Cryogenics Methods of Cooling
The following four things listed are four of the methods of cryogenic cooling.
1. Evaporative Cooling
2. Joule-Thompson Effect
3. Heat Conduction
4. Adiabatic Demagnitization
1. Evaporative Cooling
  • Used when atoms are in a gaseous state, they have more energy than they do when they are in a gaseous state
  • When a liquid evaporates, atoms or molecules at the surface acquire enough energy from the surrounding liquid to enter the gaseous state.

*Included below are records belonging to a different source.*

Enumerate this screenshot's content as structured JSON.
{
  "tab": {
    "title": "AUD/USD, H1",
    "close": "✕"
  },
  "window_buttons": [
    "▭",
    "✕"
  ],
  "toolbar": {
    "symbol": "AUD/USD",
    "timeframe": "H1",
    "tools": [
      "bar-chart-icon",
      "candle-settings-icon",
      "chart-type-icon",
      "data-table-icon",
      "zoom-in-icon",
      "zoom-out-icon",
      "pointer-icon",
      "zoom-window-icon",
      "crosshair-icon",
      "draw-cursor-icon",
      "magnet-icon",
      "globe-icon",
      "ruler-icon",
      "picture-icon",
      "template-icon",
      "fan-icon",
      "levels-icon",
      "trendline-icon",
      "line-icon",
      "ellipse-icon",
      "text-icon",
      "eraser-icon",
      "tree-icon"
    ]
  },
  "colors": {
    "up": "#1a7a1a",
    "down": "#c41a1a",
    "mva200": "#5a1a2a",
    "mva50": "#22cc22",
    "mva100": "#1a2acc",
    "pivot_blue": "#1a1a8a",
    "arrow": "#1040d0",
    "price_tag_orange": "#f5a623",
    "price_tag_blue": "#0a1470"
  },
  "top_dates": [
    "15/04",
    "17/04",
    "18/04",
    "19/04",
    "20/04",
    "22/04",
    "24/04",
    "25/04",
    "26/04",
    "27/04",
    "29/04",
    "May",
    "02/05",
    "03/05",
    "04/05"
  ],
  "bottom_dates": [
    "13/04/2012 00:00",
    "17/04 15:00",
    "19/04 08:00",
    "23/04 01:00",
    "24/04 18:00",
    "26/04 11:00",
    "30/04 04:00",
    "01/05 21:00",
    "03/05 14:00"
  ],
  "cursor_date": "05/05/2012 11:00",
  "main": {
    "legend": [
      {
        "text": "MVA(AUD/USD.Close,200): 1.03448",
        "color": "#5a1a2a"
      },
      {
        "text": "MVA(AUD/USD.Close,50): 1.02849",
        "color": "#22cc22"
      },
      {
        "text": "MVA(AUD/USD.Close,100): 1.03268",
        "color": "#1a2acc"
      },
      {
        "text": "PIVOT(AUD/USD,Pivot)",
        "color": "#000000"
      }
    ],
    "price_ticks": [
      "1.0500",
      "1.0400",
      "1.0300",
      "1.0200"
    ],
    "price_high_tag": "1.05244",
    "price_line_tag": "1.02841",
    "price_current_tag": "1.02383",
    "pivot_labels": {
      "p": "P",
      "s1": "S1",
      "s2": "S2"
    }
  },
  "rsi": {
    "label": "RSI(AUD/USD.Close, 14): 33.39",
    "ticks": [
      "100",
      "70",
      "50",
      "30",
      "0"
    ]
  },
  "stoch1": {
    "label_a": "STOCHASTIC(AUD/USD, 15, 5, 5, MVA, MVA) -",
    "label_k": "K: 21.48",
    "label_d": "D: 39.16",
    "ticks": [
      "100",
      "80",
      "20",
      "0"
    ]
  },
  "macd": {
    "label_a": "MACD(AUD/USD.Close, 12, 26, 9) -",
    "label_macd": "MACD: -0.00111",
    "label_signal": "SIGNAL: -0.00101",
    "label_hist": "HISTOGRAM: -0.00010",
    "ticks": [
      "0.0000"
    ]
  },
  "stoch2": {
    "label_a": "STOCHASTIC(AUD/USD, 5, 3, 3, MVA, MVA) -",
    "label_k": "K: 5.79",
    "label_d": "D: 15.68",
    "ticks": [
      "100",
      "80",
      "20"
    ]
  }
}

The remaining liquid has relatively less energy,so its temperature drops.
  • By encouraging the process of evaporation, the temperature of liquids can be lowered.
  • It can be used to reduce the temperature of liquid nitrogen to its freezing point, or to lower the temperature of liquid helium to approximately 1K



Joule-Thompson Effect and Heat Conduction
  • Joule-Thompson effect also called cooling by rapid expansion
  • Even though they are different, they are used in conjunction with one another
  • Example: Kamerlingh Onnes
  • First Step: When he first liquified helium, he cooled the gas through conduction to successively lower temperatures
  • Second Step: Brought it into contact with three successively colder liquids: Oxygen, Nitrogen, and Hydrogen
  • Last Step: Used a Joule-Thompson valve to expand the cold gas and produce a mixture of gas and liquid droplets


Adiabatic Demagnatization
  • Uses salts that are paramagnetic in order to absorb the heat from whatever you are trying to cool
  • With this method, it is possible to reach a temperature of that is a thousandth above 0K.
  • Paramagnetic magnets are made up of a bunch of tiny magnets that are called magnetic moments
  • When the alt is placed in a magnetic field by turning on a nearby electromagnet, the north poles of each magnetic moment are repelled by the north pole of the applied magnetic field, so many of the moments align in the same way, that is, opposite to the applied field. This process decreases the entropy of the system.